Wound geometry measurements have long been associated with wound-healing outcomes but there is little published evidence to support this. We studied serial wound tracings of 338 venous leg ulcers (VLUs) that had been followed during a controlled, prospective, randomized pivotal trial of two topical wound treatments, to determine whether the relationship between wound surface area and wound perimeter planimetry measurements, as well as the qualitative assessment of wound shape, could be correlated to wound-healing outcomes. VLUs that transitioned to a more convex wound shape, and maintained a linear relationship between their wound margin size and wound surface area size, had faster healing rates and were more likely to completely heal by 12 weeks (odds ratio=4.84, p=0.001). VLUs that initially presented with isolated areas of epithelium within the wound margins, large concavities, or were segmented into multiple ulcers typically had a poorer linear correlation between their margins and their surface area. Only 18 out of 134 (13%) VLUs with a linear r(2)<0.80 eventually reached full wound closure, vs. 43% (102 of 270) of the remaining wounds with an r(2)> or =0.80 (Fisher's exact p<0.001). We believe our results show that the proportional relationship between one-dimensional perimeter and area measurements accurately correlates to the healing progress of the wound. Wounds that do not correlate to this linear relationship (concave geometries or multiple islands of healing) may be physiologically different than wounds that have good linear correlation, which we concluded through the analysis of wound acetate tracings.

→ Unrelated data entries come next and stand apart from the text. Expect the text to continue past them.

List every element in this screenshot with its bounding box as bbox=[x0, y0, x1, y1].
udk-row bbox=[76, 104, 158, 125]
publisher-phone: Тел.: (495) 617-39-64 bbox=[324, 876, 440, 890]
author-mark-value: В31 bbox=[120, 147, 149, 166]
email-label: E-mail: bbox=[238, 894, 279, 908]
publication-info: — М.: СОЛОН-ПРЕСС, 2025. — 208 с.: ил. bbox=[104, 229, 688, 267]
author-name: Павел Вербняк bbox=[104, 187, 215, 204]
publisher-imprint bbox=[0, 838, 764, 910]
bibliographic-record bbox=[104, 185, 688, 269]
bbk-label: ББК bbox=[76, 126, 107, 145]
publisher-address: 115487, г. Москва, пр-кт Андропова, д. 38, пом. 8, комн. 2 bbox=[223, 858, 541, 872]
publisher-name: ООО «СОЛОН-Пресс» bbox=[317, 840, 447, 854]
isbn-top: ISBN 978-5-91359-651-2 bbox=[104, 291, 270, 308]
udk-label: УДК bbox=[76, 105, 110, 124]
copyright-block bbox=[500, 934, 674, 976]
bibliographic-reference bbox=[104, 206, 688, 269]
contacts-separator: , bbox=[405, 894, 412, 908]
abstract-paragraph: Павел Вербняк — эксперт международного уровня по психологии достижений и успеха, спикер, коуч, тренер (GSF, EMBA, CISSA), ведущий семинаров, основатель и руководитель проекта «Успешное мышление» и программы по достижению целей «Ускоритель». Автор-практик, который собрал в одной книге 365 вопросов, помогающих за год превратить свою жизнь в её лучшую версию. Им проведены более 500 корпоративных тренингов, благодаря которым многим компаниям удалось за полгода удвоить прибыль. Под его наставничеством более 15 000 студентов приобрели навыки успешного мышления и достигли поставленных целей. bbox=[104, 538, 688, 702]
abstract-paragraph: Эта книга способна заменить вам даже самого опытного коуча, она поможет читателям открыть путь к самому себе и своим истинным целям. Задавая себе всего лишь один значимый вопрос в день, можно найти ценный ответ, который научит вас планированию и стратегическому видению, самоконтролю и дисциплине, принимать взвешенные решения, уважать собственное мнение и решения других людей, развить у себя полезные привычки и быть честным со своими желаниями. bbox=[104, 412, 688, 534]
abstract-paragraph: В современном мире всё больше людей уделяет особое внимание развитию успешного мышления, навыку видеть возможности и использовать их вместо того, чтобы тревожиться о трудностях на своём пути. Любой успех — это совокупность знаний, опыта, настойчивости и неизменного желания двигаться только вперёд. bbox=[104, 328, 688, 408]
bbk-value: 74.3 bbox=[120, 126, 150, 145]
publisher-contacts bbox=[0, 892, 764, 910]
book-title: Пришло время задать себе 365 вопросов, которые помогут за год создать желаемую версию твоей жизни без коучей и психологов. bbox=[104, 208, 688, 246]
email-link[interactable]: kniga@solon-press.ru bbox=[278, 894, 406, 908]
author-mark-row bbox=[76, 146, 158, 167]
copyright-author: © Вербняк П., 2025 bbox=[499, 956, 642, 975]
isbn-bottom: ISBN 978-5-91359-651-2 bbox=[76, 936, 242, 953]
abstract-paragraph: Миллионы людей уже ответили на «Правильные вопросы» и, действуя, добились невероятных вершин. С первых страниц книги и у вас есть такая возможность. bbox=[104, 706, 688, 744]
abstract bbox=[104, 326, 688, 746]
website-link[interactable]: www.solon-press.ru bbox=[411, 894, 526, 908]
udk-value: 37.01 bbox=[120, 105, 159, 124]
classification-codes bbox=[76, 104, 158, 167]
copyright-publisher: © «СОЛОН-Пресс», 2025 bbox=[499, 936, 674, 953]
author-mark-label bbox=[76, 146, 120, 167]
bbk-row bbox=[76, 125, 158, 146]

伤口几何测量长期以来一直与伤口愈合结果相关,但几乎没有公开的证据支持这一点。我们研究了338例下肢静脉溃疡(VLU)的连续伤口描记图,这些伤口在两项局部伤口治疗的对照、前瞻性、随机关键试验中进行了跟踪,以确定伤口表面积与伤口周长平面测量之间的关系,以及伤口形状的定性评估是否与伤口愈合结果相关。转变为更凸形伤口形状并在伤口边缘大小和伤口表面积大小之间保持线性关系的VLU愈合速度更快,并且在12周时更有可能完全愈合(优势比=4.84,p=0.001)。最初在伤口边缘出现孤立上皮区域、大凹陷或被分割成多个溃疡的VLU,其边缘与表面积之间的线性相关性通常较差。在134例线性r(2)<0.80的VLU中,只有18例(13%)最终实现了伤口完全闭合,而其余r(2)>或=0.80的伤口中有43%(270例中的102例)实现了完全闭合(Fisher精确检验p<0.001)。我们相信我们的结果表明,一维周长和面积测量之间的比例关系与伤口的愈合进程准确相关。通过对伤口醋酸盐描记图的分析,我们得出结论,与这种线性关系不相关的伤口(凹形几何形状或多个愈合岛)在生理上可能与具有良好线性相关性的伤口不同。